Ally Financial Inc. originated $6.1 billion in prime conforming loans in the first quarter as the company continues to shut down its origination pipeline and exit the mortgage business.

“We are working rapidly through the final locks in our pipeline, which should wrap up this quarter,” a company executive said during a conference call on the bank’s first-quarter results.

Ally completed the sale of it correspondent and wholesale lending channels to Walter Investment Management Corp. on March 1.

And the Detroit-based bank completed a $115 billion (UPB) mortgage servicing rights sale on April 16 to Walter Investment and Quicken Loans. Quicken purchased a $34 billion slice of the servicing pool.

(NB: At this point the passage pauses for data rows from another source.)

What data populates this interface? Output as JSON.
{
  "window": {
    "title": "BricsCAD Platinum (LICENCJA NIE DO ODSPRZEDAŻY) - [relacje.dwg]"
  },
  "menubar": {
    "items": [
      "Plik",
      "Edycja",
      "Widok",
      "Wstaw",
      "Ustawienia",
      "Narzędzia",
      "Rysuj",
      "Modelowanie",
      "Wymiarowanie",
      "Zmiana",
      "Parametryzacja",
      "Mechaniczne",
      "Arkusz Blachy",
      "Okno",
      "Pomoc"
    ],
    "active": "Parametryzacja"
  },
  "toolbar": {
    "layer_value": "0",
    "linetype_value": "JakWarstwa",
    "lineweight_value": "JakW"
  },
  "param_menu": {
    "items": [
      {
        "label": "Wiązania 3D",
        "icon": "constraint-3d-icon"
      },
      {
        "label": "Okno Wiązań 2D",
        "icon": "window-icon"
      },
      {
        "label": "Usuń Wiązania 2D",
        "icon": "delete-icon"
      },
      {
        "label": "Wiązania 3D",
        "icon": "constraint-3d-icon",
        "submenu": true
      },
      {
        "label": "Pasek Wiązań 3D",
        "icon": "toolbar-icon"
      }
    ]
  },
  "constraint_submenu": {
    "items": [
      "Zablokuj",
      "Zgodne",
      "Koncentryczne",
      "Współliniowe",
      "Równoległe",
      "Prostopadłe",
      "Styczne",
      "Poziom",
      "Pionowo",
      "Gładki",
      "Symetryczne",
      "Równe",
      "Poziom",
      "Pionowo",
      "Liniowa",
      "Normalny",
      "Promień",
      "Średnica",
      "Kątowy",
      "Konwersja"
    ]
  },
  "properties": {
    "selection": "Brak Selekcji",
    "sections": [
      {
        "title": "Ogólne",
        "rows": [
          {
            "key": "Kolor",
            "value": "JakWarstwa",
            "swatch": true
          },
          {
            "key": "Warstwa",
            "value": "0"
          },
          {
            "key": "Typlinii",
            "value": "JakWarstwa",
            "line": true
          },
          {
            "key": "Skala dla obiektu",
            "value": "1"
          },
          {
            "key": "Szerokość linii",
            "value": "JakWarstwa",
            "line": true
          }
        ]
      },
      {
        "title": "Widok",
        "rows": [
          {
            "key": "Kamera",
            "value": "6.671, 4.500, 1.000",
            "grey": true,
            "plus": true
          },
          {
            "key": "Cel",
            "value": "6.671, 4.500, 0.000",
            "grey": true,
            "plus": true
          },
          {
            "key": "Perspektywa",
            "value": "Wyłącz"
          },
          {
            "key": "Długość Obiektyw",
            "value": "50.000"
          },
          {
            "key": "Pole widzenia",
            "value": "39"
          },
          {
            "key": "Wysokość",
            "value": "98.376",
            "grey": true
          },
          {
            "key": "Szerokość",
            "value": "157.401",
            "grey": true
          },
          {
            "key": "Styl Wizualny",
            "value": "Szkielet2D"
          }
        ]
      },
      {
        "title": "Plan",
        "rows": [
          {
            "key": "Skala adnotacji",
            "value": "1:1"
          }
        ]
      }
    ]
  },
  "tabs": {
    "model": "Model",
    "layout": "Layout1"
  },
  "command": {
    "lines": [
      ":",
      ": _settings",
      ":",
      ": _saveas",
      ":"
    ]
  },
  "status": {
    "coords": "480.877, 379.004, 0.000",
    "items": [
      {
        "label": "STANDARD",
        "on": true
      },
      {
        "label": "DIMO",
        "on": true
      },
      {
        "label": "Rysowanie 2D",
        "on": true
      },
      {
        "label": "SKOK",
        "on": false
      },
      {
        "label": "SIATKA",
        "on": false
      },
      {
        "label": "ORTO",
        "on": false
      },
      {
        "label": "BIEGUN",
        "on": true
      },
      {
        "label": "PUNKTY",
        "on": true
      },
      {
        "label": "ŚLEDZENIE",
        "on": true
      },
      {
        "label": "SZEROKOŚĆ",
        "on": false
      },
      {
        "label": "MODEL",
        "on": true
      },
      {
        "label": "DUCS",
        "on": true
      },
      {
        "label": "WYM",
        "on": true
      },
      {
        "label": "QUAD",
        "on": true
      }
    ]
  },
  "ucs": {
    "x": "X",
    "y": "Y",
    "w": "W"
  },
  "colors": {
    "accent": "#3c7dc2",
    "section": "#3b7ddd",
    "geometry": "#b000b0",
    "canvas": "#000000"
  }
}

AFI executives expect to close the sale of $5 billion in remaining MSRs over the next few months.

“Ally has of now effectively exited the mortgage business,” said AFI chief executive Michael Carpenter during Wednesday’s conference call.

All that is left will be $10 billion in mortgages that Ally Bank will hold in its investment portfolio. Back in 2006, the bank had a $135 billion in mortgage portfolio.

AFI remains in negotiations with creditors of its former subprime lending subsidiary Residential Capital LLC. Ally has offered the ResCap creditors $750 million to settle representation and warranty claims.

“We hope for a consensual resolution,” the CEO said, “but are highly confident of our position in litigation if that is necessary.”